Hey Vis I run CAT skid steers and there is a safety switch mounted to the door so when the door is open the hydraulics will not move. I am not sure if you this is something you could install into you skid steer, but you should check into it.......

Dave


----------



## rob1325 (Jan 6, 2000)

ProWorkz.com said:


> Hey Vis I run CAT skid steers and there is a safety switch mounted to the door so when the door is open the hydraulics will not move. I am not sure if you this is something you could install into you skid steer, but you should check into it.......
> 
> Dave


Exactly what I was gonna say. I can't operate my boom without door closed just movement.


----------



## vis (Nov 20, 2004)

hmm 600 bucks... damn... i might take the window off and heat up the metal and try and gently put it back in place...but i dont think that will work...

those stupid plexiglass windows get all scratched with the wiper + sand then you cant see anything. :angry: :angry: :angry:


----------



## BobcatS250 (Apr 10, 2004)

If you do get the door replaced, assuming it's Bobcat, you can have the dealer install a similar kit to the one already discussed for Cat machines.


----------



## crazymike (Oct 22, 2004)

I did the same thing. But you might not like my fixit solution. But it worked.

I bent the door when I got it stuck. Was pulling it out with a tractor and went to lower the boom, but the door was still open  Bent it down.

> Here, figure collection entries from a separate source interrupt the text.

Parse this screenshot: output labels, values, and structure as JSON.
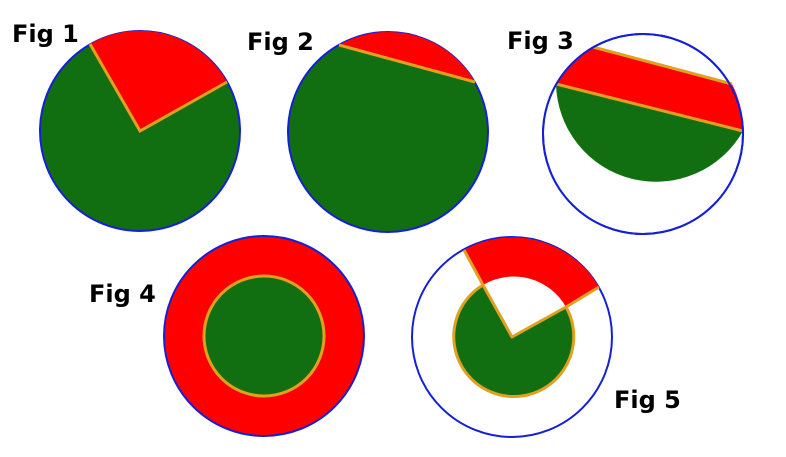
{
  "colors": {
    "green": "#116e11",
    "red": "#ff0000",
    "outline": "#1520d6",
    "edge": "#e0a020",
    "background": "#ffffff"
  },
  "figures": [
    {
      "label": "Fig 1",
      "shape": "sector cut from circle"
    },
    {
      "label": "Fig 2",
      "shape": "circular segment cut by chord"
    },
    {
      "label": "Fig 3",
      "shape": "band between two chords"
    },
    {
      "label": "Fig 4",
      "shape": "annulus around inner disc"
    },
    {
      "label": "Fig 5",
      "shape": "annular sector with inner sector removed"
    }
  ]
}
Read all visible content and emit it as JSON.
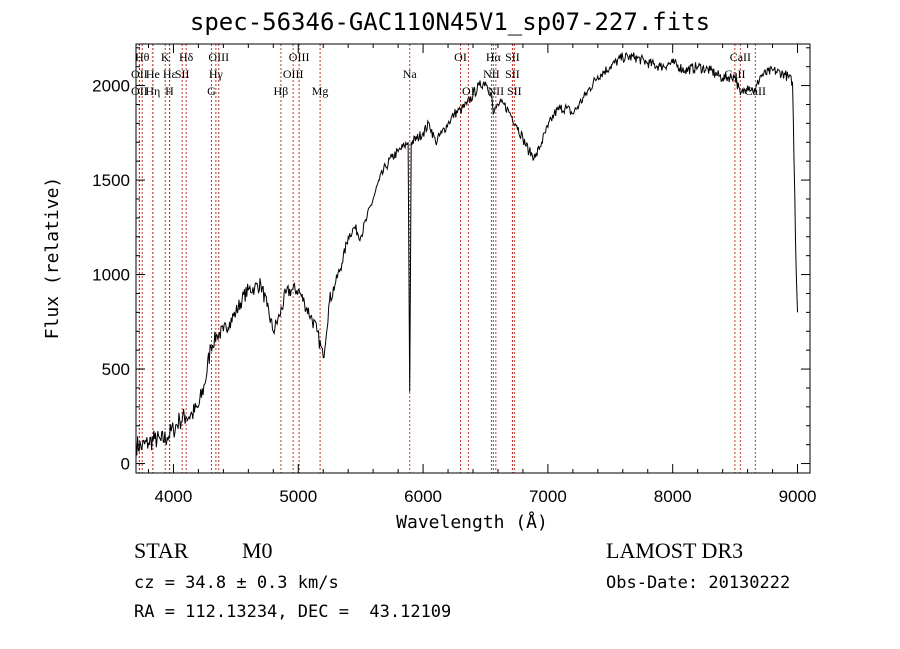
{
  "chart_data": {
    "type": "line",
    "title": "spec-56346-GAC110N45V1_sp07-227.fits",
    "xlabel": "Wavelength (Å)",
    "ylabel": "Flux (relative)",
    "xlim": [
      3700,
      9100
    ],
    "ylim": [
      -50,
      2220
    ],
    "xticks": [
      4000,
      5000,
      6000,
      7000,
      8000,
      9000
    ],
    "yticks": [
      0,
      500,
      1000,
      1500,
      2000
    ],
    "series": [
      {
        "name": "flux",
        "x": [
          3700,
          3750,
          3800,
          3850,
          3900,
          3950,
          4000,
          4050,
          4100,
          4150,
          4200,
          4250,
          4300,
          4350,
          4400,
          4450,
          4500,
          4550,
          4600,
          4650,
          4700,
          4750,
          4800,
          4850,
          4900,
          4950,
          5000,
          5050,
          5100,
          5150,
          5200,
          5250,
          5300,
          5350,
          5400,
          5450,
          5500,
          5550,
          5600,
          5650,
          5700,
          5750,
          5800,
          5850,
          5880,
          5893,
          5905,
          5950,
          6000,
          6050,
          6100,
          6150,
          6200,
          6250,
          6300,
          6350,
          6400,
          6450,
          6500,
          6550,
          6563,
          6600,
          6650,
          6700,
          6750,
          6800,
          6850,
          6900,
          6950,
          7000,
          7050,
          7100,
          7150,
          7200,
          7250,
          7300,
          7400,
          7500,
          7600,
          7700,
          7800,
          7900,
          8000,
          8100,
          8200,
          8300,
          8400,
          8500,
          8542,
          8600,
          8662,
          8700,
          8800,
          8900,
          8960,
          8990,
          9000
        ],
        "y": [
          100,
          90,
          110,
          130,
          120,
          140,
          180,
          230,
          250,
          260,
          300,
          420,
          620,
          680,
          700,
          750,
          800,
          870,
          920,
          930,
          950,
          830,
          700,
          780,
          900,
          920,
          920,
          850,
          780,
          700,
          560,
          860,
          960,
          1060,
          1200,
          1250,
          1200,
          1300,
          1400,
          1500,
          1570,
          1620,
          1650,
          1680,
          1700,
          380,
          1700,
          1720,
          1750,
          1800,
          1700,
          1750,
          1800,
          1850,
          1870,
          1900,
          1950,
          2000,
          2020,
          1950,
          1850,
          1900,
          1900,
          1850,
          1790,
          1720,
          1650,
          1620,
          1700,
          1780,
          1850,
          1880,
          1880,
          1850,
          1900,
          1950,
          2050,
          2100,
          2150,
          2150,
          2120,
          2100,
          2120,
          2080,
          2100,
          2080,
          2040,
          2050,
          1950,
          2000,
          1970,
          2050,
          2080,
          2060,
          2020,
          1000,
          800
        ]
      }
    ],
    "line_markers": [
      {
        "label": "Hθ",
        "x": 3750,
        "row": 1
      },
      {
        "label": "OII",
        "x": 3727,
        "row": 2
      },
      {
        "label": "OII",
        "x": 3727,
        "row": 3
      },
      {
        "label": "He",
        "x": 3835,
        "row": 2
      },
      {
        "label": "Hη",
        "x": 3835,
        "row": 3
      },
      {
        "label": "K",
        "x": 3934,
        "row": 1
      },
      {
        "label": "H",
        "x": 3968,
        "row": 3
      },
      {
        "label": "Hε",
        "x": 3970,
        "row": 2
      },
      {
        "label": "SII",
        "x": 4070,
        "row": 2
      },
      {
        "label": "Hδ",
        "x": 4102,
        "row": 1
      },
      {
        "label": "OIII",
        "x": 4363,
        "row": 1
      },
      {
        "label": "Hγ",
        "x": 4340,
        "row": 2
      },
      {
        "label": "G",
        "x": 4305,
        "row": 3
      },
      {
        "label": "Hβ",
        "x": 4861,
        "row": 3
      },
      {
        "label": "OIII",
        "x": 4959,
        "row": 2
      },
      {
        "label": "OIII",
        "x": 5007,
        "row": 1
      },
      {
        "label": "Mg",
        "x": 5175,
        "row": 3
      },
      {
        "label": "Na",
        "x": 5893,
        "row": 2
      },
      {
        "label": "OI",
        "x": 6300,
        "row": 1
      },
      {
        "label": "OI",
        "x": 6363,
        "row": 3
      },
      {
        "label": "Hα",
        "x": 6563,
        "row": 1
      },
      {
        "label": "NII",
        "x": 6548,
        "row": 2
      },
      {
        "label": "NII",
        "x": 6583,
        "row": 3
      },
      {
        "label": "SII",
        "x": 6716,
        "row": 1
      },
      {
        "label": "SII",
        "x": 6716,
        "row": 2
      },
      {
        "label": "SII",
        "x": 6731,
        "row": 3
      },
      {
        "label": "CaII",
        "x": 8542,
        "row": 1
      },
      {
        "label": "CaII",
        "x": 8498,
        "row": 2
      },
      {
        "label": "CaII",
        "x": 8662,
        "row": 3
      }
    ]
  },
  "footer": {
    "class": "STAR",
    "subclass": "M0",
    "redshift": "cz = 34.8 ± 0.3 km/s",
    "coords": "RA = 112.13234, DEC =  43.12109",
    "survey": "LAMOST DR3",
    "obs_date": "Obs-Date: 20130222"
  },
  "colors": {
    "line": "#000000",
    "marker": "#c0392b"
  }
}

So, to remedy the bent door, I lowered the boom, opened the door and lifted the boom 

It bent it just enough to seal once again.

I have the worst luck with bobcats though. I can go out for 5 minutes. Rip off the block heater cord (without it being plugged in), split the tire and mire it in a 3' mud sink hole.


----------



## vis (Nov 20, 2004)

i never thought of that... i bent it raising the boom... maybe ill gently lower it on to the door and straightin it out...

damn genious.


----------



## crazymike (Oct 22, 2004)

vis said:


> i never thought of that... i bent it raising the boom... maybe ill gently lower it on to the door and straightin it out...
> 
> damn genious.


mine wasn't bent too bad. And technicaly it wasn't my bobcat. So maybe I had less to lose. But it worked damned good


----------



## vis (Nov 20, 2004)

it lifted it out of the hinge and the top of the door hit the overhang of the roll cage and i think it twisted it a little bit, because the plexiglass window doesnt sit in there straight any more either... odds of me bending it back the right way are slim..

the door still closes (it takes a little bit of muscle) but it does the job....i only need it on htere for another month maybe get a new one with a safty shut off put on this summer


----------



## vis (Nov 20, 2004)

took the plexi glass out today and whacked it a few times with a sledge hammer....problem solved. closes just fine now.wesport


----------